What to check across your fleet

  • Inventory every endpoint running MCP Connect / mcp-bridge and flag any at version 2.0.0 or earlier as in-scope for GHSA-wvr4-3wq4-gpc5.
  • Confirm that both the AUTH_TOKEN and ACCESS_TOKEN environment variables are set on every bridge instance - an unset pair means the /bridge endpoint is fully unauthenticated.
  • Verify the bridge binds to localhost or an internal-only interface, and that no firewall rule, tunnel, or port-forward exposes the /bridge endpoint to a reachable network.
  • Identify what privileges and environment the bridge process runs as, since arbitrary commands execute as that user with access to its secrets.
  • Confirm that subprocess spawns driven through the bridge are evaluated at the agent hook with allow/deny/log, so an unauthenticated command is stopped before it runs.
  • Verify that every spawn and every bridge configuration change is written to a 90-day audit trail and routed to your SIEM, so you can answer scope questions when a fixed release ships.

GHSA-wvr4-3wq4-gpc5 is a default-open endpoint that turns network reach into host compromise, and at disclosure there was no version to upgrade to.

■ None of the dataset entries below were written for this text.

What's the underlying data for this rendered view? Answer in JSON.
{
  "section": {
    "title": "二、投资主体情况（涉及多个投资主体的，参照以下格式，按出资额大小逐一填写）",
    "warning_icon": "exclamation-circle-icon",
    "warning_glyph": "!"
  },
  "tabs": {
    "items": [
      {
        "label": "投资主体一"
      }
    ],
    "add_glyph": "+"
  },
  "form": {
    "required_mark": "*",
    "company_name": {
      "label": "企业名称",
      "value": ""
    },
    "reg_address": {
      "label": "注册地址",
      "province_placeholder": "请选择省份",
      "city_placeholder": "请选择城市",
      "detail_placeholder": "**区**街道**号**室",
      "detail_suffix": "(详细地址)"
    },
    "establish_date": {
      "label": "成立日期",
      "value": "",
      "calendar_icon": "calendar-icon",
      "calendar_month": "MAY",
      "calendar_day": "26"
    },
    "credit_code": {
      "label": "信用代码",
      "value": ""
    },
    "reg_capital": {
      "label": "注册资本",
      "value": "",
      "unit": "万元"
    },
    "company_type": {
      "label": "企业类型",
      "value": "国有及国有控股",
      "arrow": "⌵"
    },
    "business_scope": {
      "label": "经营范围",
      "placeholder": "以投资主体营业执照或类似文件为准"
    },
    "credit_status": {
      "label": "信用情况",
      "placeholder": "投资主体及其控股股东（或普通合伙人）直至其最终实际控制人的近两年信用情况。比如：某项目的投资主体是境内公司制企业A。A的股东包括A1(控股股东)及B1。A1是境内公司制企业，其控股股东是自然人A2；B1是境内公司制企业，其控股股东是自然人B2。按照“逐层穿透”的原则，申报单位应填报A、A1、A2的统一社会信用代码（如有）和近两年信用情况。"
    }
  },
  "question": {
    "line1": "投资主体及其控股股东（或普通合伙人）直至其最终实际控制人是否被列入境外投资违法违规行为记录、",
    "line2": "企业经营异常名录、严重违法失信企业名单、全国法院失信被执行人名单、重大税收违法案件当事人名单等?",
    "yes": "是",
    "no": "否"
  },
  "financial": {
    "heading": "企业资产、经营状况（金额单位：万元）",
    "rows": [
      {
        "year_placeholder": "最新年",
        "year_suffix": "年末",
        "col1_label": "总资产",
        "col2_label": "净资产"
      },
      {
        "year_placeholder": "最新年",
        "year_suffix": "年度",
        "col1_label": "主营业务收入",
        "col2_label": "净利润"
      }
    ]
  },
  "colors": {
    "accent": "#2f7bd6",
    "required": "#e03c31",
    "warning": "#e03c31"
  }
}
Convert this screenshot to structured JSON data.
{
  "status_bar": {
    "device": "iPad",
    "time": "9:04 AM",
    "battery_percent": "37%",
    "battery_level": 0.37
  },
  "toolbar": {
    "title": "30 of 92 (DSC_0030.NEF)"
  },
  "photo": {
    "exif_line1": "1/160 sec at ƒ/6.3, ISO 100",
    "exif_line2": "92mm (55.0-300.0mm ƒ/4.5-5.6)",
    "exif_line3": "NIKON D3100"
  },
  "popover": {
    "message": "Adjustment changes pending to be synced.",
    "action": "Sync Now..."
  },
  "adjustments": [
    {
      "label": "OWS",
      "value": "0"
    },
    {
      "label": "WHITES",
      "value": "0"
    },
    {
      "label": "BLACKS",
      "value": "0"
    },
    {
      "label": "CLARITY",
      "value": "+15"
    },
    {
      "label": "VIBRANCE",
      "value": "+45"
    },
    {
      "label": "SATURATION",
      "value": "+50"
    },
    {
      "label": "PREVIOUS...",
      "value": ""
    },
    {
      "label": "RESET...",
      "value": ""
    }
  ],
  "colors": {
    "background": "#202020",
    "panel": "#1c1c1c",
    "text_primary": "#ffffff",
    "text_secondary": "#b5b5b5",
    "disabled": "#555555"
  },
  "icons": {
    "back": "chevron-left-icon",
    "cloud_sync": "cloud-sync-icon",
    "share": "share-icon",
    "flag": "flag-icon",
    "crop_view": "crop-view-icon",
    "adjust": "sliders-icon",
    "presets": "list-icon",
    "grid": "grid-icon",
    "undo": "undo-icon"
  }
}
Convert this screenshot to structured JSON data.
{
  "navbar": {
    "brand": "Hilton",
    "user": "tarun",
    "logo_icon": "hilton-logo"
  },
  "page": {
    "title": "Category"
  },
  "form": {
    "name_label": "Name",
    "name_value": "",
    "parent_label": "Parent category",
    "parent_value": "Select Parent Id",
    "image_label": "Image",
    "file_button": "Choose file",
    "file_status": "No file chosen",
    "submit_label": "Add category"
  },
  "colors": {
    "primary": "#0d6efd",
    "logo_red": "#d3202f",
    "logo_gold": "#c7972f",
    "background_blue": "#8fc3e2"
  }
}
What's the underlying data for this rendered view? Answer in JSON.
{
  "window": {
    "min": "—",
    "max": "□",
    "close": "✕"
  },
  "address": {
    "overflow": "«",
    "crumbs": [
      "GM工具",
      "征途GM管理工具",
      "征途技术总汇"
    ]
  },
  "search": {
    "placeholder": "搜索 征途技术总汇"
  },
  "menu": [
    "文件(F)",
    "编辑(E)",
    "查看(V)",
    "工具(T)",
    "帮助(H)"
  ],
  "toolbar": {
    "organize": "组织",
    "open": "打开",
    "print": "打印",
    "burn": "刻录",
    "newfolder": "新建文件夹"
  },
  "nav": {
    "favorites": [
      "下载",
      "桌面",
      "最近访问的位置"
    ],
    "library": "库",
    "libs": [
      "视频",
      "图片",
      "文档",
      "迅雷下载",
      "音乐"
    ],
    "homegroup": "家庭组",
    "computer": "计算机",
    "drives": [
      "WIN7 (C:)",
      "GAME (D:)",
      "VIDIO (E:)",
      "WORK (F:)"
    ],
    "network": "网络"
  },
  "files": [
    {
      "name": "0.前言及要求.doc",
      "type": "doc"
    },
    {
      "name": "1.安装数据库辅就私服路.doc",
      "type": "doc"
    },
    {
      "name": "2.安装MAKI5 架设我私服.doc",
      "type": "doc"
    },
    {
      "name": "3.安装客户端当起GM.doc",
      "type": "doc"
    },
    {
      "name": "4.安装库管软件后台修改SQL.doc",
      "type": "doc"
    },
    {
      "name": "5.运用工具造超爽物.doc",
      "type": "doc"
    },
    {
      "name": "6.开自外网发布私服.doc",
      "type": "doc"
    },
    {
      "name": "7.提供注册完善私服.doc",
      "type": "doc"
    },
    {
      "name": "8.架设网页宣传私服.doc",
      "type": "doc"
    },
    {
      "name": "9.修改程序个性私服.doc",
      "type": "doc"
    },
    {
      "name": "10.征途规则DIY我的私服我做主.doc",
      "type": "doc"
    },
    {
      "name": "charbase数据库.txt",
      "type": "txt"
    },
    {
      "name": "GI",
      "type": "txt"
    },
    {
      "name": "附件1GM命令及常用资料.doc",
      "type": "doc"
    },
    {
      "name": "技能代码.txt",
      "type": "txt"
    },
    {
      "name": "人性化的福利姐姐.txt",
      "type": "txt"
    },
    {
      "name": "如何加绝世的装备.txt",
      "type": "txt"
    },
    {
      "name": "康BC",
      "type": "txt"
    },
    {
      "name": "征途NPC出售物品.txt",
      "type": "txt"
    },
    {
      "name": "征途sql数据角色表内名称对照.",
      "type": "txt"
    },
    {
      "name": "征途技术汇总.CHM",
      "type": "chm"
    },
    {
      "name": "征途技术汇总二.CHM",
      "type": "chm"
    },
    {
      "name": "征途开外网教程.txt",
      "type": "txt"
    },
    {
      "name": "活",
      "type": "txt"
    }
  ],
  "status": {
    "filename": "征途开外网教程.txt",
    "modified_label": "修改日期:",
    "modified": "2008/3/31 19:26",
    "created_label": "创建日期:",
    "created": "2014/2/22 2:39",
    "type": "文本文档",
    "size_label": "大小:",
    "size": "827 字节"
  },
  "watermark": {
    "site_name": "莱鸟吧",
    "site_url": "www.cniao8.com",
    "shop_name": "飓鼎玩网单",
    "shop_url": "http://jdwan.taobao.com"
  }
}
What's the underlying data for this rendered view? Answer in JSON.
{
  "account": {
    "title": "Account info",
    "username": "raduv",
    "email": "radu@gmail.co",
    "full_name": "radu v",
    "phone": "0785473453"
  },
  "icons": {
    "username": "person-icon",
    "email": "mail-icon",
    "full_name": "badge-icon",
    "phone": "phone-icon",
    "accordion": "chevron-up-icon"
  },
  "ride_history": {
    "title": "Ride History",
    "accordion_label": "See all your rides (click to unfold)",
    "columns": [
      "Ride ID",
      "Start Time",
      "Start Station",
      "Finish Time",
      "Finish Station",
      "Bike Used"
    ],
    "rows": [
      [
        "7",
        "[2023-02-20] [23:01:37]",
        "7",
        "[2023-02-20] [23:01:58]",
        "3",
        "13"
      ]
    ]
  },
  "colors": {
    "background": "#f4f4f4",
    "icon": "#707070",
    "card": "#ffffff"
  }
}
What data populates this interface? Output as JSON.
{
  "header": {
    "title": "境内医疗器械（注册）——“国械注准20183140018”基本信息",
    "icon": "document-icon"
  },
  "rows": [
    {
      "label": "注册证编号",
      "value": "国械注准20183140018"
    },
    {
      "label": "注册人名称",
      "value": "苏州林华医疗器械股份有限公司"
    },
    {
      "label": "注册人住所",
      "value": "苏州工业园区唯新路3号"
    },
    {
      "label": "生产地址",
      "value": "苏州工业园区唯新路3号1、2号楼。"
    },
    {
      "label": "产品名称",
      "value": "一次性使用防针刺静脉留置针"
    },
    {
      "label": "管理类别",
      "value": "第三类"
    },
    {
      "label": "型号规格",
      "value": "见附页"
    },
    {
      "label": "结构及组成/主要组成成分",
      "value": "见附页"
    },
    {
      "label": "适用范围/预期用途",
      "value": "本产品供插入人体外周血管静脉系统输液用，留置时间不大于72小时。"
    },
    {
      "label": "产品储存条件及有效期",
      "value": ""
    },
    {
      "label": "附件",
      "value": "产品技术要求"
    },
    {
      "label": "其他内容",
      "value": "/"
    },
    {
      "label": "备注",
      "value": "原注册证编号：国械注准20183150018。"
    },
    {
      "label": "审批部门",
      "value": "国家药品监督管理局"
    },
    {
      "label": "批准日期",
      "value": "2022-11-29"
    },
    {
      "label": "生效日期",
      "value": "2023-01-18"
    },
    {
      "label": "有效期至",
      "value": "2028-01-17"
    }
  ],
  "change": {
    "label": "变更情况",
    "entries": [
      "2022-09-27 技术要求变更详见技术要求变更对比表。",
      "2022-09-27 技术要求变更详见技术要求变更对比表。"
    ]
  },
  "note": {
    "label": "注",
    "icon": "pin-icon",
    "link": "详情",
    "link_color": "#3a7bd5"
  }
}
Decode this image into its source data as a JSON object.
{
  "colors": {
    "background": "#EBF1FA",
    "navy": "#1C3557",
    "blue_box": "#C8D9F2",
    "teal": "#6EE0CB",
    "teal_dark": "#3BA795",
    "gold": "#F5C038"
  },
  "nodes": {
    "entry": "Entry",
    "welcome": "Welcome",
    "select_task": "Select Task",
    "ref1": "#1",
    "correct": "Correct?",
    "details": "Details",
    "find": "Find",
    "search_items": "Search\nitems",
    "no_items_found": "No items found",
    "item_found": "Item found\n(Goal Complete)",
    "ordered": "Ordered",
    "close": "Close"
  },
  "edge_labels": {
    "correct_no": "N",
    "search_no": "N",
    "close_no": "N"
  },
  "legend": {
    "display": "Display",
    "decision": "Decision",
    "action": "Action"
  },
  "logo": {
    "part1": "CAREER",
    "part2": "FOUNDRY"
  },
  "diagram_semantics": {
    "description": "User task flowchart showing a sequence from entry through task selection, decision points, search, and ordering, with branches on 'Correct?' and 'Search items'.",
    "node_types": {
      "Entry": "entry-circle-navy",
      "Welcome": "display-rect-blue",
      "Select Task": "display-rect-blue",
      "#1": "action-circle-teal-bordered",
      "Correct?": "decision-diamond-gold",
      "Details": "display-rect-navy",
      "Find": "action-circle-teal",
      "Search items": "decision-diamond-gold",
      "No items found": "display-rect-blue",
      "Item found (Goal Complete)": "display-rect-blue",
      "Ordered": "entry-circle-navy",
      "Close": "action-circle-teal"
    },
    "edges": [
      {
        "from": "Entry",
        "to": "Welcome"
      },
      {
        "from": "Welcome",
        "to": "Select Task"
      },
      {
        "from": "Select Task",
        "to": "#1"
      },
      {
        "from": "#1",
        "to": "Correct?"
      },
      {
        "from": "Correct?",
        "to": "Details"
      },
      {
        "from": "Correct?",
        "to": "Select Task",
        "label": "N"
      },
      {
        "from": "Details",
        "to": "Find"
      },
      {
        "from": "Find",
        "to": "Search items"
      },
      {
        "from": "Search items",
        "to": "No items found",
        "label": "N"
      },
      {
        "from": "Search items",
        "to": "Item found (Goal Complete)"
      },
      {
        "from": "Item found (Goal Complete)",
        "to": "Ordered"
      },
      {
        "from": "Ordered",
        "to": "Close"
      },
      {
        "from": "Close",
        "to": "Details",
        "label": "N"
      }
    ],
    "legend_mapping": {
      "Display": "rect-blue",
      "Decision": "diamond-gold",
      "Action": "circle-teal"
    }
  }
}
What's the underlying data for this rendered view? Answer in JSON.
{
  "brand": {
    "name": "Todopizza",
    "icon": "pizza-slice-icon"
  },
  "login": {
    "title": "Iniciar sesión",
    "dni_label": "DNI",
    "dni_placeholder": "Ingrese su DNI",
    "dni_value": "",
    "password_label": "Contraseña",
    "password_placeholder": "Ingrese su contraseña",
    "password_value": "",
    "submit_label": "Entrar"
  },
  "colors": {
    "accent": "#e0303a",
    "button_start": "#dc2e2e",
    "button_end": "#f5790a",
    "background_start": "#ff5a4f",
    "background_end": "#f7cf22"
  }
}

The way through is to set both tokens, keep the bridge off any reachable network, and govern its spawns at the hook. For the full attack surface, trust tiers, and the 2026 CVE wave this class sits within, see the pillar guide on MCP server security. To see Anomity inventory and govern the MCP layer across your fleet, request early access.

Frequently asked questions

What is GHSA-wvr4-3wq4-gpc5 in MCP Connect?

GHSA-wvr4-3wq4-gpc5 is a critical missing-authentication flaw (CWE-306) in MCP Connect, the project published as mcp-bridge. The bridge exposes an HTTP /bridge endpoint that relays incoming network requests straight to local MCP servers and spawns subprocesses from parameters in the request. Authentication runs only when both the AUTH_TOKEN and ACCESS_TOKEN environment variables are set, and the default out-of-the-box configuration leaves them unset. With no token configured, the endpoint is fully open, so any attacker who can reach it on the network can execute arbitrary OS commands as the user running the bridge. All versions up to 2.0.0 are affected and no fixed release was available at disclosure.

Why does the default configuration leave the endpoint unauthenticated?

The /bridge endpoint only checks credentials when AUTH_TOKEN and ACCESS_TOKEN are both explicitly set as environment variables. The shipped default sets neither, so a fresh install enforces no authentication at all. An operator who follows the quickstart and binds the bridge to a reachable interface has a wide-open command-execution endpoint without ever opting into a risky setting. The fix until a patched release ships is to set both tokens and to keep the bridge off any network an attacker can reach - binding to localhost or an internal-only interface and confirming no firewall, tunnel, or port-forward exposes it.

What can an attacker do after reaching the /bridge endpoint?

The endpoint relays requests directly to local MCP servers and dynamically spawns subprocesses from request parameters, so an attacker who reaches it runs arbitrary OS commands as the user operating the bridge. That is full host compromise. From there the documented impact includes stealing credentials and secrets from the process environment, planting backdoors for persistence, moving laterally to other systems the host can reach, and destroying data. Because the bridge typically runs with a developer's or service account's privileges and environment, the blast radius is whatever that identity can touch, not just the bridge process itself.

Is there a patch, and what should teams do now?

No fixed release was available when GHSA-wvr4-3wq4-gpc5 was disclosed against mcp-bridge versions up to 2.0.0. Until a patch ships, set both the AUTH_TOKEN and ACCESS_TOKEN environment variables so the endpoint enforces authentication, and prevent any network exposure of the bridge by binding it to localhost or an internal interface and verifying no tunnel or forward reaches it. Beyond the host fix, inventory every endpoint running mcp-bridge, treat the subprocess spawns it drives as an execution boundary, and govern those spawns with allow, deny, or log at the agent hook so an unauthenticated command never runs.